ラヴィーン氏は「私のような動画制作のベテランが0から1に行くことにChatGPTが役立つのであれば、それは大きなメリットだ」と話す。では、それが新しい分野に挑戦する人たちや、さらには初めての就職に臨む新社会人にどう役立てるかを想像してみよう。ChatGPTは面接後のお礼や連絡がない場合に問い合わせるためのメールテンプレートの最初の草稿づくりにも使用できる。

移民第一世代の低所得世帯の学生を中心に新卒者の就職を支援するフューチャーマップ(FutureMap)の創業者であるシュルティ・バーラト氏は、ChatGPTが求職者にとって大きな変革をもたらす可能性があると感じている。

「私立と公立の両方の大学の経験があるが、私立大学のほうが面接のコーチング、バーチャルAI、履歴書添削などでハイテクのリソースを備えている」とバーラト氏は話す。「公立大学やコミュニティカレッジではこのようなツールは利用できないこともあるが、そうしたノウハウを一部だけに囲い込むべきではない」。

バーラト氏は、履歴書作成に無料で簡単に利用できるChatGPTを使用することを学生たちに勧めている。たとえば、求人情報をChatGPTに入力し、履歴書や送付状に入れるべきキーワードを抽出させる、という使い方ができる。

「簡単なことでもどうしてよいかわからないということがある。就活コーチであれば何度も扱った経験があっても、学生にとっては初めてのことだったりする。ChatGPTではその問題を解消できる」とバーラト氏は話す。「求職活動に関する基本知識という点で、すべての人が同じ土俵に立つことを可能にするツールだと思う」。

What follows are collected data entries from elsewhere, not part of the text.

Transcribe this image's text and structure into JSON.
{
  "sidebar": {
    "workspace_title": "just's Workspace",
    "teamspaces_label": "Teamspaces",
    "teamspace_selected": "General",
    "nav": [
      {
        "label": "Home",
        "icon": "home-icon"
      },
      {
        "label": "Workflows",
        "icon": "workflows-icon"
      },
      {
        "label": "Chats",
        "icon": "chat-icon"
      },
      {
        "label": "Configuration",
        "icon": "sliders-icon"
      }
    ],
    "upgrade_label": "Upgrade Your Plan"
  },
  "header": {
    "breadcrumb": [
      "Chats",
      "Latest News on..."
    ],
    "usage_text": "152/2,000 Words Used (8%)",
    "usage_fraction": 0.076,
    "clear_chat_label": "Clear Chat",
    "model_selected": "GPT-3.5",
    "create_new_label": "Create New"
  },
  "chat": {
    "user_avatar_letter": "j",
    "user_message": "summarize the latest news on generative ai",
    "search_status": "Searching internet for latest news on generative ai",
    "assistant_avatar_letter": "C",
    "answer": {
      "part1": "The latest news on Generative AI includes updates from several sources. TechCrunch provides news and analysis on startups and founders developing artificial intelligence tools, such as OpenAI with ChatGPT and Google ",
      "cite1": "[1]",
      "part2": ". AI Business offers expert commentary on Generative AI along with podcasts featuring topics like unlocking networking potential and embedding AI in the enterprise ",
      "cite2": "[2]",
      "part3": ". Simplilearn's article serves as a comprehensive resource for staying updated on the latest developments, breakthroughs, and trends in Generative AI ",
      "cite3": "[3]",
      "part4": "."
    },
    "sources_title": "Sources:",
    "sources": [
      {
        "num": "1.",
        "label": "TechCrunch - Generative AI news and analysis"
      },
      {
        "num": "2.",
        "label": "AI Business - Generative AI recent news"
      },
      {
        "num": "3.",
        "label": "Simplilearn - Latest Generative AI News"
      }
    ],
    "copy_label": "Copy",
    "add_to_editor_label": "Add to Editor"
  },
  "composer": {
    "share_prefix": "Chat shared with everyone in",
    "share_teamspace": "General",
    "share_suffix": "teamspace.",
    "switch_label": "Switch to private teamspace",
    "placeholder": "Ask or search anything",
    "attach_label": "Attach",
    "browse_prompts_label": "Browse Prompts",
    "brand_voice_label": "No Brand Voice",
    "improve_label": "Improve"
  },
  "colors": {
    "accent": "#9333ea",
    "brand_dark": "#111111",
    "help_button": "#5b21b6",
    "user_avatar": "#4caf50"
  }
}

若い求職者にとって、面接後のフォローアップや面接を申し込むためのメールテンプレートが役に立つだろう。

注意すべき短所

ChatGPTが強力なツールであるのは明白だ。ただし、利用者が心に留めておくべき短所はある。

ニューヨーク州北部のある新聞社はChatGPTを試すため、地域のニュースや将来的な展望について何を知っているかを尋ねてみた。「ニューヨーク州のウェストチェスター郡かパトナム郡について面白い話は」という質問を投げかけたところ、ChatGPTはそれぞれの郡について簡単な概要を返したが、それにはウェストチェスター郡のヨンカーズがニューヨーク州で4番目に人口の多い市であるという誤った情報が含まれていた。

新聞の編集者はその地域に詳しかったおかげで情報の間違いに気が付くことができたが、誰もが同じようにできるとは限らない。

バトニアズ氏は「情報を見たときに文法的に正しくない、情報が間違っている、とは思わないだろう」という。「文法的には完璧であるだろうし、その話題に本当に詳しい人でない限り、かなり説得力があるように見える。それが最大の難点だ」。

ChatGPTのトレーニングには2021年末までのデータしか使用されていない。つまり、現時点では2022年や2023年に関しては何も知らないということになる。出典や参考資料へのリンクがないため、情報の正確性を確認するすべもない。

「何を尋ねるかについてはとても慎重にならなければならない」とバトニアズ氏は話す。